The IRLBC basically accepted the steering committee’s idea to keep more water in Namakan during the winter, making for higher water levels during the spring.
But Paul Radomski, U.S. co-chair for the committee and a member of the Minnesota Department of Natural Resources, said the IRLBC widened the proposed rule bands on Namakan, allowing the recommended minimum level for the lake to drop.
“That would lead to water levels that would be three feet too low for northern pike spawning,” Radomski charged.
“Another concern we had, and this was the resort community, was a quarter of the docks would not be usable by the opening of fishing season,” he added.

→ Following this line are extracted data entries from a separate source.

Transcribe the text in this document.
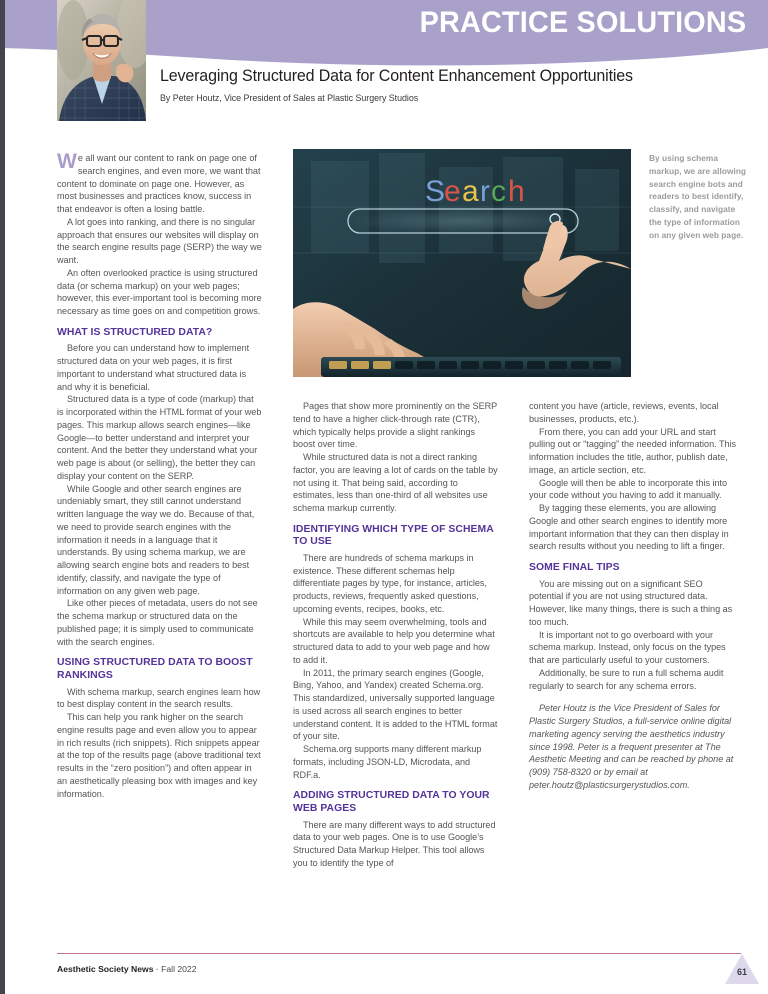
PRACTICE SOLUTIONS
Leveraging Structured Data for Content Enhancement Opportunities
By Peter Houtz, Vice President of Sales at Plastic Surgery Studios
S
e a r c h
By using schema markup, we are allowing search engine bots and readers to best identify, classify, and navigate the type of information on any given web page.

We all want our content to rank on page one of search engines, and even more, we want that content to dominate on page one. However, as most businesses and practices know, success in that endeavor is often a losing battle.

A lot goes into ranking, and there is no singular approach that ensures our websites will display on the search engine results page (SERP) the way we want.

An often overlooked practice is using structured data (or schema markup) on your web pages; however, this ever-important tool is becoming more necessary as time goes on and competition grows.

WHAT IS STRUCTURED DATA?

Before you can understand how to implement structured data on your web pages, it is first important to understand what structured data is and why it is beneficial.

Structured data is a type of code (markup) that is incorporated within the HTML format of your web pages. This markup allows search engines—like Google—to better understand and interpret your content. And the better they understand what your web page is about (or selling), the better they can display your content on the SERP.

While Google and other search engines are undeniably smart, they still cannot understand written language the way we do. Because of that, we need to provide search engines with the information it needs in a language that it understands. By using schema markup, we are allowing search engine bots and readers to best identify, classify, and navigate the type of information on any given web page.

Like other pieces of metadata, users do not see the schema markup or structured data on the published page; it is simply used to communicate with the search engines.

USING STRUCTURED DATA TO BOOST RANKINGS

With schema markup, search engines learn how to best display content in the search results.

This can help you rank higher on the search engine results page and even allow you to appear in rich results (rich snippets). Rich snippets appear at the top of the results page (above traditional text results in the “zero position”) and often appear in an aesthetically pleasing box with images and key information.

Pages that show more prominently on the SERP tend to have a higher click-through rate (CTR), which typically helps provide a slight rankings boost over time.

While structured data is not a direct ranking factor, you are leaving a lot of cards on the table by not using it. That being said, according to estimates, less than one-third of all websites use schema markup currently.

IDENTIFYING WHICH TYPE OF SCHEMA TO USE

There are hundreds of schema markups in existence. These different schemas help differentiate pages by type, for instance, articles, products, reviews, frequently asked questions, upcoming events, recipes, books, etc.

While this may seem overwhelming, tools and shortcuts are available to help you determine what structured data to add to your web page and how to add it.

In 2011, the primary search engines (Google, Bing, Yahoo, and Yandex) created Schema.org. This standardized, universally supported language is used across all search engines to better understand content. It is added to the HTML format of your site.

Schema.org supports many different markup formats, including JSON-LD, Microdata, and RDF.a.

ADDING STRUCTURED DATA TO YOUR WEB PAGES

There are many different ways to add structured data to your web pages. One is to use Google’s Structured Data Markup Helper. This tool allows you to identify the type of

content you have (article, reviews, events, local businesses, products, etc.).

From there, you can add your URL and start pulling out or “tagging” the needed information. This information includes the title, author, publish date, image, an article section, etc.

Google will then be able to incorporate this into your code without you having to add it manually.

By tagging these elements, you are allowing Google and other search engines to identify more important information that they can then display in search results without you needing to lift a finger.

SOME FINAL TIPS

You are missing out on a significant SEO potential if you are not using structured data. However, like many things, there is such a thing as too much.

It is important not to go overboard with your schema markup. Instead, only focus on the types that are particularly useful to your customers.

Additionally, be sure to run a full schema audit regularly to search for any schema errors.

Peter Houtz is the Vice President of Sales for Plastic Surgery Studios, a full-service online digital marketing agency serving the aesthetics industry since 1998. Peter is a frequent presenter at The Aesthetic Meeting and can be reached by phone at (909) 758-8320 or by email at peter.houtz@plasticsurgerystudios.com.

Aesthetic Society News · Fall 2022	61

But the steering committee’s biggest concern seems to centre on the IRLBC’s recommendation to keep the rule curves basically the same for Rainy Lake.
The steering committee had proposed a slow draw down in the summer for Rainy Lake—something Radomski said “every lake in the area” has.
“That’s a natural phenomenon,” he remarked. “That phenomenon cleans spawning shoals.
“Sticking with the existing rule curve, we’ve found that to be detrimental to fish and wildlife,” he argued. “We’d like a modest summer draw down.”
Radomski said he didn’t know if steering committee members bought the IRLBC’s argument that a summer draw down would mean major fluctuations downstream on the Winnipeg River.
He believed dam operators on Lake of the Woods would be able to “adapt” to the new system, especially when you consider the level of the lake would rise only a couple of inches from the extra water upstream.
Radomski said it’s likely each one of the steering committee members will make a presentation at tonight’s public hearing, each touching on different points that jumped out at them from the IRLBC’s recommendations.
“Our recommendations haven’t changed,” he stressed. “We’re still concerned about navigation, we’re still concerned about dock access, and we’re still concerned about fish and wildlife.”
Then there’s the question of what a change in rule curves will mean to Rainy River. Jennifer Mercer, ecological watch co-ordinator at Rainy River First Nation, said one concern she has is the amount of control the IRLBC will give to dam operators.
For instance, the recommendation to reduce the minimum outflow from Rainy Lake dam to 65 cu. m per second once the water reaches a certain level.
“Last year, when we had the drought, they had to go through the whole song and dance and go to the public [to get it approved],” she said.
“What the board of control recommends takes away public consultation,” she charged.
But Mercer’s major concern is daily fluctuations that will occur on the river if the rule curves are changed—something she said has been overlooked entirely.
“We don’t know how the new proposal will affect the river,” she warned. “There’s too many unanswered questions on the river for us to take a stance.”